CEO and CFO Martin Hoffmann addressed tariff concerns directly, noting that the company raised prices on July 1 to offset higher costs, with increases weighted toward the lifestyle segment to minimize potential demand impact in core running products. “So far, we don’t see negative impact from the price increases,” he told CNBC, adding that wholesale partners and consumers alike remain supportive.

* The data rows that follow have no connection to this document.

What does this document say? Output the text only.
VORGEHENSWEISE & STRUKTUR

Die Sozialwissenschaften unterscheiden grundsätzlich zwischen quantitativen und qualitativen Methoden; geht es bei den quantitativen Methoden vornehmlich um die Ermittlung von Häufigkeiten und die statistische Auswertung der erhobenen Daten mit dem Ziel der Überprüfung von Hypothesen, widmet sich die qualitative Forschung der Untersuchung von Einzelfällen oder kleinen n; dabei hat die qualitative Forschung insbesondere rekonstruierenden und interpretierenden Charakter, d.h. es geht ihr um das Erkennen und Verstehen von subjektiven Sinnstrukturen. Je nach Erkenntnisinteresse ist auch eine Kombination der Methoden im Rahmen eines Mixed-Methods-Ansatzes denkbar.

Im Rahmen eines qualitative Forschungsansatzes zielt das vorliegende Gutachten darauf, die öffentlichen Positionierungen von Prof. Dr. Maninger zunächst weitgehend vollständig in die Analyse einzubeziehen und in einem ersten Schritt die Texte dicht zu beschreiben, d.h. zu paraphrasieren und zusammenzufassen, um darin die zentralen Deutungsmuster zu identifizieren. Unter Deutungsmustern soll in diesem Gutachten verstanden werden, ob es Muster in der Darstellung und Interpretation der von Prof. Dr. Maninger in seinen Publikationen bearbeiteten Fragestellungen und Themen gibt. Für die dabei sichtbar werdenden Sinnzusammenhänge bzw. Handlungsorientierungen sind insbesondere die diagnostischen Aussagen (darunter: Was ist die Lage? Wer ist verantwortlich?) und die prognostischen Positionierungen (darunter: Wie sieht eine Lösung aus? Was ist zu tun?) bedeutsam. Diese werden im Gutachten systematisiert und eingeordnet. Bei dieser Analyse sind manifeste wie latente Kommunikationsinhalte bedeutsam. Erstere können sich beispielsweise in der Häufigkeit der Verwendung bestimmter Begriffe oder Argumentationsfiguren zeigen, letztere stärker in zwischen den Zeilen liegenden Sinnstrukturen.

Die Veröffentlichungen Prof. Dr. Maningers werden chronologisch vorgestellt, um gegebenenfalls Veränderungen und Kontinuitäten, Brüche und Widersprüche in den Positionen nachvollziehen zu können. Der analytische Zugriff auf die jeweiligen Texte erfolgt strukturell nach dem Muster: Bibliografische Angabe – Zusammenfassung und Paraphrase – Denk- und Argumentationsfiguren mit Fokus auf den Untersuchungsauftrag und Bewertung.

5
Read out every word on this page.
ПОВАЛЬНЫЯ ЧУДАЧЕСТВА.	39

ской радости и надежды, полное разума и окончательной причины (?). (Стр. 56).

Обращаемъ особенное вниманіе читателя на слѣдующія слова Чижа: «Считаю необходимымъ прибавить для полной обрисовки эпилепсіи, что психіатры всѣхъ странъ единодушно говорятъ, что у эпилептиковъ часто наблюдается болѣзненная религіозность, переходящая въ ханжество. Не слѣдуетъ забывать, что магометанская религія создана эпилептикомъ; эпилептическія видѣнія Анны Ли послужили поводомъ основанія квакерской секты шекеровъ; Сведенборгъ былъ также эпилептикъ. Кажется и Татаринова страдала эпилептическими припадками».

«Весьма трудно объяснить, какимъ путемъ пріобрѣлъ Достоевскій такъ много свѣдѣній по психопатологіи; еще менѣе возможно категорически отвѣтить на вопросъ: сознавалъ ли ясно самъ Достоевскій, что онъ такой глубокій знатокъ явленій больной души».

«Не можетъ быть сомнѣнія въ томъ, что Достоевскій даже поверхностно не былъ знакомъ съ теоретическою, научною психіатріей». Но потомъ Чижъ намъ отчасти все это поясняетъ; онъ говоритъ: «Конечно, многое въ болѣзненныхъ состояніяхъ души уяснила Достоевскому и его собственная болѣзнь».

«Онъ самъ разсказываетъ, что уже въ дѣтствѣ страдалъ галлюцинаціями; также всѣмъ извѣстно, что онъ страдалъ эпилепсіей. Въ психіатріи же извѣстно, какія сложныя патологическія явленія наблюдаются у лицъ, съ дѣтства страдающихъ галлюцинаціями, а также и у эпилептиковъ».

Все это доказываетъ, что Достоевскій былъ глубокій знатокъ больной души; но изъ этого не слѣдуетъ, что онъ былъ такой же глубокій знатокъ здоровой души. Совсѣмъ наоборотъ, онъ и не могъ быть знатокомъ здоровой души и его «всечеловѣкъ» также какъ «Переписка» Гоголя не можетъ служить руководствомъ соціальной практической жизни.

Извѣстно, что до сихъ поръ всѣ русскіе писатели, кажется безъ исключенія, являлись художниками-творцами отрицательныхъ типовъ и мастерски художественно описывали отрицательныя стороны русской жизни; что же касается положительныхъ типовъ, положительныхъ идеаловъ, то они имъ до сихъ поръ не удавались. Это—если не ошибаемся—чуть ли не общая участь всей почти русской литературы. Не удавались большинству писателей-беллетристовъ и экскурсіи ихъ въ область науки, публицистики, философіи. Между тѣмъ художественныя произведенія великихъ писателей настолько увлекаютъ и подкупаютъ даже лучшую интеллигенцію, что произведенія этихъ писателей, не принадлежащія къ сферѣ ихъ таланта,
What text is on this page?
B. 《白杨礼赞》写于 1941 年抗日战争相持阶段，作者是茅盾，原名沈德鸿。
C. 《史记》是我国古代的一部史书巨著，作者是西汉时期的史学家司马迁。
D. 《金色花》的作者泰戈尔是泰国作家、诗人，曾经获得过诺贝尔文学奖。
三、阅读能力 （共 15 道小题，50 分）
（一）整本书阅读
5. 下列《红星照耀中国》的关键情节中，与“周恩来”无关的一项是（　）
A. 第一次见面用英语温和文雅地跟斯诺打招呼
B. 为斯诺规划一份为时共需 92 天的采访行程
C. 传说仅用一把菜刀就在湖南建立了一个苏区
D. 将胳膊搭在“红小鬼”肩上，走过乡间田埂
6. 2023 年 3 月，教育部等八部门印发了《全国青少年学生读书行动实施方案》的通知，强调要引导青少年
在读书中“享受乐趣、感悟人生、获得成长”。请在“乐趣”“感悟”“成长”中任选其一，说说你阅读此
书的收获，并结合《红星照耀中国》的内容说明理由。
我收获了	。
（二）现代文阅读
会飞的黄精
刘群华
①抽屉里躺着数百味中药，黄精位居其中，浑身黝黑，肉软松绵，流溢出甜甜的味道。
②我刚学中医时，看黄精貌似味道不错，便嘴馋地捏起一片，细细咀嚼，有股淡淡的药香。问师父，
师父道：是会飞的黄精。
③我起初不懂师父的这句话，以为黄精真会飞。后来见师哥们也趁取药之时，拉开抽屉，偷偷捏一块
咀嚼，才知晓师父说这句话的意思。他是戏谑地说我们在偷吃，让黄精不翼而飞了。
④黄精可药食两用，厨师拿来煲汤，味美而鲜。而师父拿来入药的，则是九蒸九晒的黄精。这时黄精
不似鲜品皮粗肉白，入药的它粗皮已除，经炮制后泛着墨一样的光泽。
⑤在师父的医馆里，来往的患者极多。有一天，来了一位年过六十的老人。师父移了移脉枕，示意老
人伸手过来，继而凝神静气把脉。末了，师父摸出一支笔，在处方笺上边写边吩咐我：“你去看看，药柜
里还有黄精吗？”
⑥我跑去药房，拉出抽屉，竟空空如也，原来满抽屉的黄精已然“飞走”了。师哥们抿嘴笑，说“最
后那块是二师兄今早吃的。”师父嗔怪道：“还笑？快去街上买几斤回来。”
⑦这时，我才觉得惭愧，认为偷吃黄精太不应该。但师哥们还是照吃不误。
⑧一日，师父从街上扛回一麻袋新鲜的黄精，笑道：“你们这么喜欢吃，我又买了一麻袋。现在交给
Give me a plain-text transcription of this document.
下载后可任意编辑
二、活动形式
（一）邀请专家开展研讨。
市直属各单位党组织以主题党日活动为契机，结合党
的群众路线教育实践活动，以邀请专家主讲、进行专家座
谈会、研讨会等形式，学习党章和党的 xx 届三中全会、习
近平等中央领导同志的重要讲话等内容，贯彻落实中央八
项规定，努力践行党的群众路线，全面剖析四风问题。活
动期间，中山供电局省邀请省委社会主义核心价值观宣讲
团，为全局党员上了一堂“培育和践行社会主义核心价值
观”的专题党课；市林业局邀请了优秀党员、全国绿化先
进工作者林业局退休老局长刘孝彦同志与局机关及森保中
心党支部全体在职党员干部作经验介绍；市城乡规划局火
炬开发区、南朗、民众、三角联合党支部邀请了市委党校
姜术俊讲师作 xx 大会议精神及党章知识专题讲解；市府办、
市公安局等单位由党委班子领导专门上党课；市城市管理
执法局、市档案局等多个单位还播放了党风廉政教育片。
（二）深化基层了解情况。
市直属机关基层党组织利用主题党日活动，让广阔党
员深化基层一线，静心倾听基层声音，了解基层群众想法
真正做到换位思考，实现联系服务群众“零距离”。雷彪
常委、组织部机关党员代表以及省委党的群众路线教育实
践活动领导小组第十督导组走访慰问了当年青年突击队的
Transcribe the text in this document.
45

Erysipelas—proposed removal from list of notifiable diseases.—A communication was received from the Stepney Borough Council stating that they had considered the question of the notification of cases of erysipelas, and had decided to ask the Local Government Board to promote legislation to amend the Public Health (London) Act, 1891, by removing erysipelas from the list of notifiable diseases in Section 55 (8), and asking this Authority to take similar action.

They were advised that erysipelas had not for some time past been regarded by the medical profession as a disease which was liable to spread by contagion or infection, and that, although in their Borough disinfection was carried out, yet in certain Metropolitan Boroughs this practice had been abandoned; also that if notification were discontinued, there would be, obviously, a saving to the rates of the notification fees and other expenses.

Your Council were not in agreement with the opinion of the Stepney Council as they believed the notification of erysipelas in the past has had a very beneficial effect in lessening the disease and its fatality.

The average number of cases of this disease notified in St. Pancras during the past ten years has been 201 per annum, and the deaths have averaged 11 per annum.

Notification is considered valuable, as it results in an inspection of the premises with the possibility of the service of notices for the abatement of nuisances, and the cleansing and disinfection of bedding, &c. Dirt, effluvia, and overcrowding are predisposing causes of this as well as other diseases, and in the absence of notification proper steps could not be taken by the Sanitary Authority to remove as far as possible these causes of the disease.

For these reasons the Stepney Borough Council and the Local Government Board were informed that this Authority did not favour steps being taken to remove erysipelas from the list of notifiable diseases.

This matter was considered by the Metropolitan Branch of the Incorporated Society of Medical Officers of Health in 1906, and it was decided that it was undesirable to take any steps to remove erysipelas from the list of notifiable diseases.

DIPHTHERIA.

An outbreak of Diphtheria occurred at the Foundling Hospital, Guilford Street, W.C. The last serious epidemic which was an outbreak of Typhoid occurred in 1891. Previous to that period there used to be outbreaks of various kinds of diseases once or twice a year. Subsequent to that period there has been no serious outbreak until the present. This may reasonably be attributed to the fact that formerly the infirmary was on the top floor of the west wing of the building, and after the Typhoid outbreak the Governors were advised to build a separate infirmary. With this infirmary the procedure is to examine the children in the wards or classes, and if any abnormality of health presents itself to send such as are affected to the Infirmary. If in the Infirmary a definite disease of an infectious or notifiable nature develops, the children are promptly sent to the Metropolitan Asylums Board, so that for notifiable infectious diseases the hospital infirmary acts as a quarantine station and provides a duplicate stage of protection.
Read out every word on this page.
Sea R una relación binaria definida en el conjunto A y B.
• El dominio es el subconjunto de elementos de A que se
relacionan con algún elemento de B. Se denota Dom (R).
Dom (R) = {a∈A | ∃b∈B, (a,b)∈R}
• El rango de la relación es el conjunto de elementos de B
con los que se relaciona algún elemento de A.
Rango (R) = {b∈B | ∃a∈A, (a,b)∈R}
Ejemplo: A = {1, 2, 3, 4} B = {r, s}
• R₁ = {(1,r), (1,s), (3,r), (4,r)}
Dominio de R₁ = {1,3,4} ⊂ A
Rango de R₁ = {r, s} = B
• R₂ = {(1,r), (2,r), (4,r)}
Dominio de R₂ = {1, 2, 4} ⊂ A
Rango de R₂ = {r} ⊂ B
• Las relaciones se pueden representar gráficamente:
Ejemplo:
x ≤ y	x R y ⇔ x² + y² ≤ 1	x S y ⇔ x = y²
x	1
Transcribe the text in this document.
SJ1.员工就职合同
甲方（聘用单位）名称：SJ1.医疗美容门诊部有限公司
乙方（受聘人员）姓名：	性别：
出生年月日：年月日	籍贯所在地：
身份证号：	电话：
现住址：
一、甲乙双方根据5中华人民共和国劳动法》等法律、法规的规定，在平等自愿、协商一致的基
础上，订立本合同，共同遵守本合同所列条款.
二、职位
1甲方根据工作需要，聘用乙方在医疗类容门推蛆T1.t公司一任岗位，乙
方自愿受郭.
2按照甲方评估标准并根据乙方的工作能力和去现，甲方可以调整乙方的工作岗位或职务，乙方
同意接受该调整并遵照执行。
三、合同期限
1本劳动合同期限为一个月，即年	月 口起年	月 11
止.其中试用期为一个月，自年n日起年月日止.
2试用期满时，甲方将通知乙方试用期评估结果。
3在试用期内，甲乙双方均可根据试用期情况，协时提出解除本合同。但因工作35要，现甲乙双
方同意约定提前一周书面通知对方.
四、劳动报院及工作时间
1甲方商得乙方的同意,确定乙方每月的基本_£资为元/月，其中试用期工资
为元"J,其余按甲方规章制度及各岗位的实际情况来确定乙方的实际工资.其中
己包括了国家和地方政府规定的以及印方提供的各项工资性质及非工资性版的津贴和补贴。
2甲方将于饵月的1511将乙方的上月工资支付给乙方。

The company also pointed to the strength of its brand positioning and product innovation pipeline as factors that should help absorb cost pressures without sacrificing growth.

Currency fluctuations did impact profitability in the quarter, with the net loss widening to CHF 40.9 million from net income of CHF 30.8 million a year earlier, driven largely by foreign exchange movements between the Swiss franc and U.S. dollar. Adjusted EPS came in at a loss of CHF 0.09, compared to a profit of CHF 0.15 in the prior year, though management emphasized that underlying operational performance remained strong.

Investor sentiment ahead of the print had been subdued, with the stock under pressure on fears that tariffs, slowing macro conditions, and a potential second-half deceleration could derail the growth trajectory. Instead, the Q2 results reinforced the narrative of a premium athletic brand gaining global share, particularly in categories and geographies where incumbents like

have ceded ground. The DTC strength, expanding retail footprint, and accelerating Asia-Pacific momentum give management added confidence to guide higher despite an uncertain macro backdrop.

With shares reclaiming the $50 level, attention will turn to whether On can maintain this pace in the back half of 2025. The raised outlook suggests management believes it can, thanks to a strong order book, continued product innovation, and expanding brand awareness globally. For now, the market is rewarding execution that not only beats expectations but also reassures investors that the company can navigate tariff headwinds without losing stride.